Et cette question de l'utilisation du « bousbir » militaire m'amène au pacha de Marrakech. Que ce haut fonctionnaire, décoratif et décoré, ait été patiemment préparé à émerger comme témoin de moralité pour « témoigner » de l'indignité du sultant, _ qu'on l'ait compromis pour cela dans un enchaînement financier qui rappelle étrangement le scandale indochinois de la piastre, cela est du style classique « bureaux arabes ». Mais qu'on ait ignoré le droit musulman au point de disqualifier d'avance un « témoin » aussi précieux en l'encourageant à perfectionner le rendement (hors « quartier réservé », domaine hélas, de Français), taxes contraires au Coran, _ c'est là un oubli inattendu, qui révèle à quel cynisme administratif les Musulmans du Maroc sont livrés par une métropole qui s'obstine à négliger son devoir essentiel outre-mer: réprimer les abus, nazar al-mazalim, comme on dit en droit musulam.

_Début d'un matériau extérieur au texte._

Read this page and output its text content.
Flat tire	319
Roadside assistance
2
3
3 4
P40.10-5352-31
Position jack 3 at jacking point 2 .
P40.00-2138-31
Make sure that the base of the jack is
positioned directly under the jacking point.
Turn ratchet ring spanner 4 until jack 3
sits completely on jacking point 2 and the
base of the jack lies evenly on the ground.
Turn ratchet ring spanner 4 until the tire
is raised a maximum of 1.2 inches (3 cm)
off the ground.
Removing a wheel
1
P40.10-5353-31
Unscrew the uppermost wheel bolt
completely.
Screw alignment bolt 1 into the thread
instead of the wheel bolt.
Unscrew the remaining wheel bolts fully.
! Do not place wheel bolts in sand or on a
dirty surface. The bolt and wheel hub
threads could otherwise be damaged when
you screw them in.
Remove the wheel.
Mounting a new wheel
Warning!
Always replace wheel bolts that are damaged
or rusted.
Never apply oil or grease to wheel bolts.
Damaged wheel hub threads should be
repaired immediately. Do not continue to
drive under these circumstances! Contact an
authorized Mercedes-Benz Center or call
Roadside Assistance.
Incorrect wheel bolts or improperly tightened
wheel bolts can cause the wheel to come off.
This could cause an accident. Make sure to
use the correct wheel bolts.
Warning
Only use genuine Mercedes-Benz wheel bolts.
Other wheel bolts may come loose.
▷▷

La traite des femmes est, on le sait, le trafic le plus rémunérateur et le plus sûr, la non-application e la loi de 1946 au Maroc donnant conscience nette à nos trafiquants de là-bas, il s'agissait de calmer les scrupules de conscience musulmane chez le pacha, en usant du magnifique escamotage des responsabilités légales que constitue la loi française des sociétés anonymes, dont les proxénètes bénéficient depuis toujours en France (surtout depuis la circulaire Peyroutou du 24 décembre 1940, d'un cynisme ingénu). Dès 1933, la Société d'Urbanisme fondée pour un Yoshiwara de 6000 pensionnaires au Guelliz s'assurait une participation de 50 millions du pacha; et, à l'échec, en 1936, les hauts protecteurs du pacha actionnèrent le Parlement pour la lui faire rembourser par la Caisse des Dépôts et Consignations. D'autres participations plus durables suivirent, grâce à la concentration des capitaux français de la traite au Maroc, et confirmèrent le pacha dans ce rôle de « couverture » musulmane et marocaine d'un consortium anonyme, assez puissant pour l'accréditer à Paris, dans la haute finance et le Parlement. Ce témoin disqualifié est devenu « l'ami de la France », précieux, indispensable, qu'on essaya de faire figurer au Couronnement à Londres, à l'Académie, au dîner d'un « catholique aveuglé » (je lui restitue ce qualificatif, dont il nous décore dans ses communiqués de presse _ le Monde, 28 juillet, Témoignage Chrétien, 28 août), président du Conseil du Canal de Suez, au pauvre Livre d'Or du Conseil Municipal de Paris. »
Ouvrage cité: « Les rouages secrets de la prostitution réglementée » M. Legrand-Falco, 2° édition, Paris, 1936, p.18-19.